Le feste di quartiere non sono soltanto appuntamenti del calendario estivo. Sono piccoli riti collettivi, occasioni in cui un luogo si racconta e una comunità misura il proprio stato di salute. Per questo il ritorno della Festa di Santa Toscana, in programma dal 10 al 12 luglio al Parco della Provianda, va letto anche oltre il programma di concerti, spettacoli e stand gastronomici.

C’è infatti un valore simbolico nella scelta del luogo. Il Parco della Provianda, ampliato recentemente grazie all’apertura dell’area dell’ex Caserma Passalacqua, sta diventando uno degli spazi pubblici più importanti della città. Un’area che fino a poco tempo fa rappresentava una cesura nel tessuto urbano e che oggi prova a trasformarsi in un punto di incontro, attraversato da famiglie, studenti, residenti e nuovi cittadini.
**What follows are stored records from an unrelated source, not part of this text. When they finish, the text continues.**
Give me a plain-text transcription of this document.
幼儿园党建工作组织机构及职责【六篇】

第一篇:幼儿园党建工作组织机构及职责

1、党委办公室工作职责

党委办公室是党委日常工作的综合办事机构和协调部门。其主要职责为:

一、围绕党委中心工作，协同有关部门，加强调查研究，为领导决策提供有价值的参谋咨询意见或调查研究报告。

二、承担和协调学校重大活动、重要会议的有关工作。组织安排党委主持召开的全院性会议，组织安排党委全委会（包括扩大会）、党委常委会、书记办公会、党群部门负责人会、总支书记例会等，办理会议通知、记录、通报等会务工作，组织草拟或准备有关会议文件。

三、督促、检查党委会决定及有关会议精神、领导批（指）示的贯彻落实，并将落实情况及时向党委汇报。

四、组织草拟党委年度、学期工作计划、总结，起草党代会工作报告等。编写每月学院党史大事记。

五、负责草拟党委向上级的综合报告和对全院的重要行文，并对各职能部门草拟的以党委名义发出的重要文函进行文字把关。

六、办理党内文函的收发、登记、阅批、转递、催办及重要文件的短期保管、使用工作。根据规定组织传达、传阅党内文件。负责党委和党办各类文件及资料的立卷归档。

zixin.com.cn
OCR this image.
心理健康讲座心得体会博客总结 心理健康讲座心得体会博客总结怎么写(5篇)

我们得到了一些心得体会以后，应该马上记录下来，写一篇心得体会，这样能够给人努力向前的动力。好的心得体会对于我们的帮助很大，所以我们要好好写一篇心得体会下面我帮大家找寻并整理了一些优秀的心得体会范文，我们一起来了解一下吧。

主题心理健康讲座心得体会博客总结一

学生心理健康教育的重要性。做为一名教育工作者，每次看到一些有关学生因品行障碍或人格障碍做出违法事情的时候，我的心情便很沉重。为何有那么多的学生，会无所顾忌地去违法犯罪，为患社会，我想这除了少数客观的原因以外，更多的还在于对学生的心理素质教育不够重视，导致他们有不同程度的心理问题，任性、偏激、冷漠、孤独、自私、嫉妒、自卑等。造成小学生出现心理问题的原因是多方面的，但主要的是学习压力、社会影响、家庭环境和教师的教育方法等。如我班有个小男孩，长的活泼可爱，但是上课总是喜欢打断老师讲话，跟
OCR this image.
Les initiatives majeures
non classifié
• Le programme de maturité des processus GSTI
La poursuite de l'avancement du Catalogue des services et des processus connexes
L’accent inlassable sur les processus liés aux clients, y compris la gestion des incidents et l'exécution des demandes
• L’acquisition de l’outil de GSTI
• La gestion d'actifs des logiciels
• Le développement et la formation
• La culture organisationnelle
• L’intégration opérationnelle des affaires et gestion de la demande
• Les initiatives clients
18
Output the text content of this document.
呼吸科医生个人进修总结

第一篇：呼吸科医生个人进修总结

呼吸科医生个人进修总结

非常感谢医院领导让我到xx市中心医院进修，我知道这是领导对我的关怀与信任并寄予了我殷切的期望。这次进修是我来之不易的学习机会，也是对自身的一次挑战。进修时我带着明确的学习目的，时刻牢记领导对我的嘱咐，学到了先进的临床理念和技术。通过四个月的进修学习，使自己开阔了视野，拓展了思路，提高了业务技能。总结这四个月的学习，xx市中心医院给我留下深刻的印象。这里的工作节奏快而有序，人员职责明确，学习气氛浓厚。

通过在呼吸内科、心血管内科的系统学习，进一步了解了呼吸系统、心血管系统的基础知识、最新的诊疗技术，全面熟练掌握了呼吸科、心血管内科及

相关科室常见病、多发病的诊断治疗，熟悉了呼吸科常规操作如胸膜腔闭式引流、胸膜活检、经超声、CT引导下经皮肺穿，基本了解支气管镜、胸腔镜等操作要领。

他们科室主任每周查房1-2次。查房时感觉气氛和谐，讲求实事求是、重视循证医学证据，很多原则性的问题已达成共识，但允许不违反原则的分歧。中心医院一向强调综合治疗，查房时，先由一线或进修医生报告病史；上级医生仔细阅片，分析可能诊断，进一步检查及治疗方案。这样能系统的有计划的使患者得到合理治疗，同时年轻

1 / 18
È qui che la storica festa di Santa Toscana, dopo essere stata recuperata lo scorso anno, cerca una nuova dimensione. Non quella della nostalgia, ma quella di una tradizione che continua a vivere perché sa adattarsi ai tempi. È significativo, ad esempio, che uno dei simboli della manifestazione sia il ritorno del Palo della Cuccagna, reinventato per i bambini: un gioco antico che smette di essere semplice esercizio di memoria e torna a essere esperienza condivisa.

Anche il programma culturale sembra muoversi in questa direzione. L’incontro dedicato alla storia di Veronetta apre idealmente un percorso che invita a guardare il quartiere con occhi diversi, andando oltre le narrazioni spesso polarizzate che negli ultimi decenni ne hanno accompagnato l’evoluzione. Le visite alle mura cittadine e l’apertura straordinaria della chiesa di Santa Toscana ricordano invece quanto il patrimonio storico di questa parte della città rimanga ancora poco conosciuto, perfino dagli stessi veronesi.

Accanto alla dimensione culturale c’è naturalmente quella della festa. La musica accompagnerà tutte e tre le serate, dalla cover band dei Depeche Mode Freemode agli Amaranto Acoustic Band, fino al concerto della violinista Lisa Agnelli, che chiuderà la manifestazione prima dello spettacolo finale di luci. Nel parco non mancheranno gli stand gastronomici, il mercatino dell’artigianato e gli spazi dedicati alle famiglie.

Ma sarebbe riduttivo fermarsi al cartellone. La rinascita della Festa di Santa Toscana racconta qualcosa di più ampio: il tentativo di ricostruire relazioni in un quartiere spesso descritto attraverso le sue fragilità e che invece continua a esprimere una straordinaria vitalità associativa. La collaborazione tra istituzioni, Pro Loco, associazioni e realtà economiche locali dimostra come gli eventi popolari possano diventare strumenti di rigenerazione civica prima ancora che occasioni di intrattenimento.

In un tempo in cui gli spazi pubblici sembrano perdere la loro funzione di luoghi d’incontro, una festa di quartiere può assumere un significato inatteso. Per qualche sera il Parco della Provianda non sarà soltanto un’area verde, ma una piazza contemporanea, dove generazioni diverse, storie differenti e identità molteplici si ritroveranno a condividere lo stesso spazio.

Forse è proprio questo il senso più autentico della rinascita di Santa Toscana: ricordare che una città non si costruisce soltanto con i cantieri, ma anche con le occasioni in cui le persone tornano a riconoscersi come comunità.